Why does reducing the number of loops not speed up the program?

Question

I have a program that does a lot of matrix multiplication. I thought I'd speed it up by reducing the number of loops in the code to see how much faster it would be (I'll try a matrix math library later). It turns out it's not faster at all. I've been able to replicate the problem with some example code. My guess was that testOne() would be faster than testTwo() because it doesn't create any new arrays and because it has a third as many loops. On my machine, its takes twice as long to run:

Duration for testOne with 5000 epochs: 657, loopCount: 64000000

Duration for testTwo with 5000 epochs: 365, loopCount: 192000000

My guess is that multOne() is slower than multTwo() because in multOne() the CPU is not writing to sequential memory addresses like it is in multTwo(). Does that sound right? Any explanations would be appreciated.

import java.util.Random;

public class ArrayTest {

    double[] arrayOne;
    double[] arrayTwo;
    double[] arrayThree;

    double[][] matrix;

    double[] input;
    int loopCount;

    int rows;
    int columns;

    public ArrayTest(int rows, int columns) {
        this.rows = rows;
        this.columns = columns;
        this.loopCount = 0;
        arrayOne = new double[rows];
        arrayTwo = new double[rows];
        arrayThree = new double[rows];
        matrix = new double[rows][columns];
        Random random = new Random();
        for (int i = 0; i < rows; i++) {
            for (int j = 0; j < columns; j++) {
                matrix[i][j] = random.nextDouble();
            }
        }
    }

    public void testOne(double[] input, int epochs) {
        this.input = input;
        this.loopCount = 0;
        long start = System.currentTimeMillis();
        long duration;
        for (int i = 0; i < epochs; i++) {
            multOne();
        }
        duration = System.currentTimeMillis() - start;
        System.out.println("Duration for testOne with " + epochs + " epochs: " + duration + ", loopCount: " + loopCount);
    }

    public void multOne() {
        for (int i = 0; i < rows; i++) {
            for (int j = 0; j < columns; j++) {
                arrayOne[i] += matrix[i][j] * arrayOne[i] * input[j];
                arrayTwo[i] += matrix[i][j] * arrayTwo[i] * input[j];
                arrayThree[i] += matrix[i][j] * arrayThree[i] * input[j];
                loopCount++;
            }
        }
    }

    public void testTwo(double[] input, int epochs) {

        this.loopCount = 0;
        long start = System.currentTimeMillis();
        long duration;
        for (int i = 0; i < epochs; i++) {
            arrayOne = multTwo(matrix, arrayOne, input);
            arrayTwo = multTwo(matrix, arrayTwo, input);
            arrayThree = multTwo(matrix, arrayThree, input);
        }
        duration = System.currentTimeMillis() - start;
        System.out.println("Duration for testTwo with " + epochs + " epochs: " + duration + ", loopCount: " + loopCount);
    }

    public double[] multTwo(double[][] matrix, double[] array, double[] input) {
        double[] newArray = new double[rows];
        for (int i = 0; i < rows; i++) {
            for (int j = 0; j < columns; j++) {
                newArray[i] += matrix[i][j] * array[i] * input[j];
                loopCount++;
            }
        }
        return newArray;
    }

    public static void main(String[] args) {
        int rows = 100;
        int columns = 128;
        ArrayTest arrayTest = new ArrayTest(rows, columns);
        Random random = new Random();
        double[] input = new double[columns];
        for (int i = 0; i < columns; i++) {
            input[i] = random.nextDouble();
        }
        arrayTest.testOne(input, 5000);
        arrayTest.testTwo(input, 5000);
    }
}

Answer 1

There is a simple reason why your tests take different time: they don't do the same thing. Since the two loops you compare are not functionally identical, the number of iterations is not a good metric to look at.
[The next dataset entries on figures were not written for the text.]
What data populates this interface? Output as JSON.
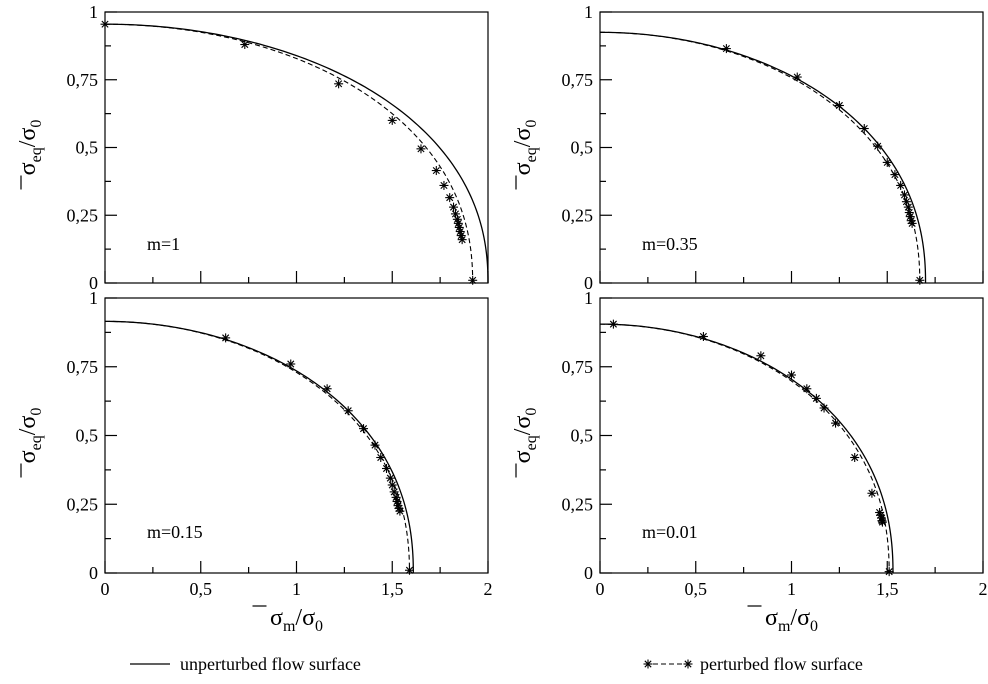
{
  "chart_data": [
    {
      "type": "line",
      "panel_label": "m=1",
      "xlim": [
        0,
        2
      ],
      "ylim": [
        0,
        1
      ],
      "x_ticks": [
        "0",
        "0,5",
        "1",
        "1,5",
        "2"
      ],
      "y_ticks": [
        "0",
        "0,25",
        "0,5",
        "0,75",
        "1"
      ],
      "show_x_tick_labels": false,
      "show_y_tick_labels": true,
      "xlabel": "",
      "ylabel": "σeq/σ0",
      "series": [
        {
          "name": "unperturbed flow surface",
          "style": "solid",
          "y0": 0.955,
          "x0": 2.0
        },
        {
          "name": "perturbed flow surface",
          "style": "dashed-star",
          "y0": 0.955,
          "x0": 1.92,
          "points": [
            [
              0.0,
              0.955
            ],
            [
              0.73,
              0.88
            ],
            [
              1.22,
              0.735
            ],
            [
              1.5,
              0.6
            ],
            [
              1.65,
              0.495
            ],
            [
              1.73,
              0.415
            ],
            [
              1.77,
              0.36
            ],
            [
              1.8,
              0.315
            ],
            [
              1.82,
              0.28
            ],
            [
              1.83,
              0.255
            ],
            [
              1.84,
              0.235
            ],
            [
              1.845,
              0.22
            ],
            [
              1.85,
              0.205
            ],
            [
              1.855,
              0.19
            ],
            [
              1.86,
              0.175
            ],
            [
              1.865,
              0.16
            ],
            [
              1.92,
              0.01
            ]
          ]
        }
      ]
    },
    {
      "type": "line",
      "panel_label": "m=0.35",
      "xlim": [
        0,
        2
      ],
      "ylim": [
        0,
        1
      ],
      "x_ticks": [
        "0",
        "0,5",
        "1",
        "1,5",
        "2"
      ],
      "y_ticks": [
        "0",
        "0,25",
        "0,5",
        "0,75",
        "1"
      ],
      "show_x_tick_labels": false,
      "show_y_tick_labels": true,
      "xlabel": "",
      "ylabel": "σeq/σ0",
      "series": [
        {
          "name": "unperturbed flow surface",
          "style": "solid",
          "y0": 0.925,
          "x0": 1.7
        },
        {
          "name": "perturbed flow surface",
          "style": "dashed-star",
          "y0": 0.925,
          "x0": 1.67,
          "points": [
            [
              0.66,
              0.865
            ],
            [
              1.03,
              0.76
            ],
            [
              1.25,
              0.655
            ],
            [
              1.38,
              0.57
            ],
            [
              1.45,
              0.505
            ],
            [
              1.5,
              0.445
            ],
            [
              1.54,
              0.4
            ],
            [
              1.57,
              0.36
            ],
            [
              1.59,
              0.325
            ],
            [
              1.6,
              0.3
            ],
            [
              1.61,
              0.28
            ],
            [
              1.615,
              0.26
            ],
            [
              1.62,
              0.245
            ],
            [
              1.625,
              0.23
            ],
            [
              1.63,
              0.22
            ],
            [
              1.67,
              0.01
            ]
          ]
        }
      ]
    },
    {
      "type": "line",
      "panel_label": "m=0.15",
      "xlim": [
        0,
        2
      ],
      "ylim": [
        0,
        1
      ],
      "x_ticks": [
        "0",
        "0,5",
        "1",
        "1,5",
        "2"
      ],
      "y_ticks": [
        "0",
        "0,25",
        "0,5",
        "0,75",
        "1"
      ],
      "show_x_tick_labels": true,
      "show_y_tick_labels": true,
      "xlabel": "σm/σ0",
      "ylabel": "σeq/σ0",
      "series": [
        {
          "name": "unperturbed flow surface",
          "style": "solid",
          "y0": 0.915,
          "x0": 1.61
        },
        {
          "name": "perturbed flow surface",
          "style": "dashed-star",
          "y0": 0.915,
          "x0": 1.59,
          "points": [
            [
              0.63,
              0.855
            ],
            [
              0.97,
              0.76
            ],
            [
              1.16,
              0.67
            ],
            [
              1.27,
              0.59
            ],
            [
              1.35,
              0.525
            ],
            [
              1.41,
              0.465
            ],
            [
              1.44,
              0.42
            ],
            [
              1.47,
              0.38
            ],
            [
              1.49,
              0.345
            ],
            [
              1.5,
              0.32
            ],
            [
              1.51,
              0.295
            ],
            [
              1.52,
              0.275
            ],
            [
              1.525,
              0.26
            ],
            [
              1.53,
              0.245
            ],
            [
              1.535,
              0.235
            ],
            [
              1.54,
              0.225
            ],
            [
              1.59,
              0.01
            ]
          ]
        }
      ]
    },
    {
      "type": "line",
      "panel_label": "m=0.01",
      "xlim": [
        0,
        2
      ],
      "ylim": [
        0,
        1
      ],
      "x_ticks": [
        "0",
        "0,5",
        "1",
        "1,5",
        "2"
      ],
      "y_ticks": [
        "0",
        "0,25",
        "0,5",
        "0,75",
        "1"
      ],
      "show_x_tick_labels": true,
      "show_y_tick_labels": true,
      "xlabel": "σm/σ0",
      "ylabel": "σeq/σ0",
      "series": [
        {
          "name": "unperturbed flow surface",
          "style": "solid",
          "y0": 0.905,
          "x0": 1.53
        },
        {
          "name": "perturbed flow surface",
          "style": "dashed-star",
          "y0": 0.905,
          "x0": 1.51,
          "points": [
            [
              0.07,
              0.905
            ],
            [
              0.54,
              0.86
            ],
            [
              0.84,
              0.79
            ],
            [
              1.0,
              0.72
            ],
            [
              1.08,
              0.67
            ],
            [
              1.13,
              0.635
            ],
            [
              1.17,
              0.6
            ],
            [
              1.23,
              0.545
            ],
            [
              1.33,
              0.42
            ],
            [
              1.42,
              0.29
            ],
            [
              1.46,
              0.22
            ],
            [
              1.465,
              0.21
            ],
            [
              1.47,
              0.2
            ],
            [
              1.472,
              0.19
            ],
            [
              1.475,
              0.185
            ],
            [
              1.51,
              0.005
            ]
          ]
        }
      ]
    }
  ],
  "legend": {
    "solid_label": "unperturbed flow surface",
    "dashed_label": "perturbed flow surface"
  }
}
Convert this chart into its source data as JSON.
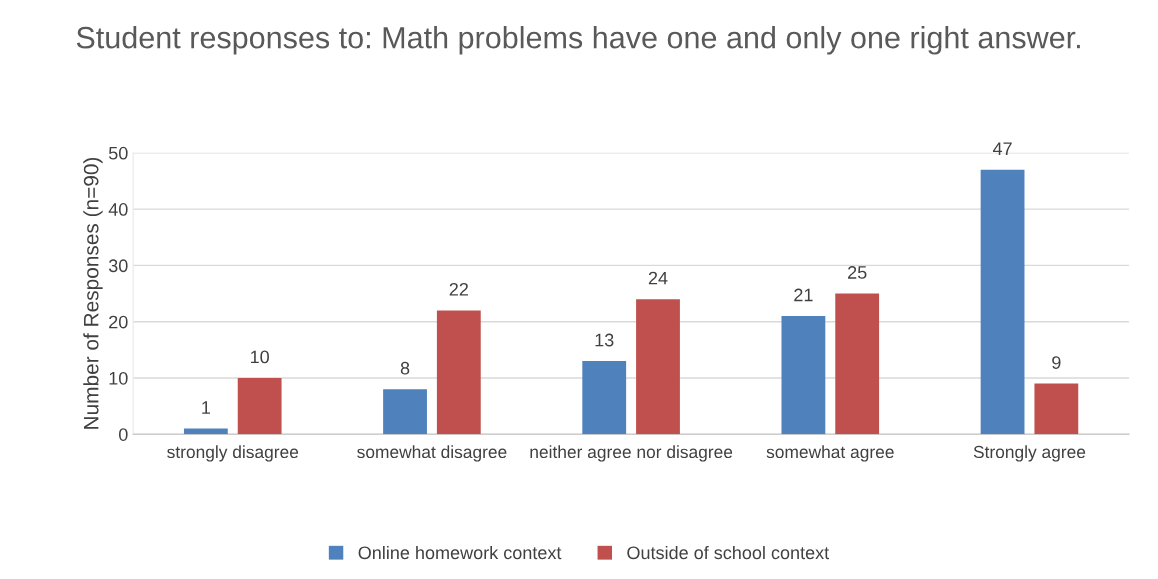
{
  "chart_data": {
    "type": "bar",
    "title": "Student responses to: Math problems have one and only one right answer.",
    "ylabel": "Number of Responses (n=90)",
    "categories": [
      "strongly disagree",
      "somewhat disagree",
      "neither agree nor disagree",
      "somewhat agree",
      "Strongly agree"
    ],
    "series": [
      {
        "name": "Online homework context",
        "color": "#4f81bd",
        "values": [
          1,
          8,
          13,
          21,
          47
        ]
      },
      {
        "name": "Outside of school context",
        "color": "#c0504d",
        "values": [
          10,
          22,
          24,
          25,
          9
        ]
      }
    ],
    "ylim": [
      0,
      50
    ],
    "yticks": [
      0,
      10,
      20,
      30,
      40,
      50
    ],
    "grid": "y",
    "legend": "bottom",
    "data_labels": true
  }
}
testOne takes longer than testTwo because:

• In multOne you update arrayOne[i] in place, during each iteration of the j loop. This means for each iteration of the inner loop j you are using a new value of arrayOne[i], computed in the previous iteration. This creates a loop carried dependency, which is harder to optimise for the compiler, because you require the output of the operation matrix[i][j] * arrayOne[i] * input[j] on the next CPU clock cycle. This is not really possible with floating point operations, which have a latency of a few clock cycles usually, so it results in stalls, therefore reduced performance.

• In testTwo you update arrayOne only once per each iteration of the epoch, and since there are no carried dependecies, the loop can be vectorised efficiently, which results in better cache and arithmetic performance.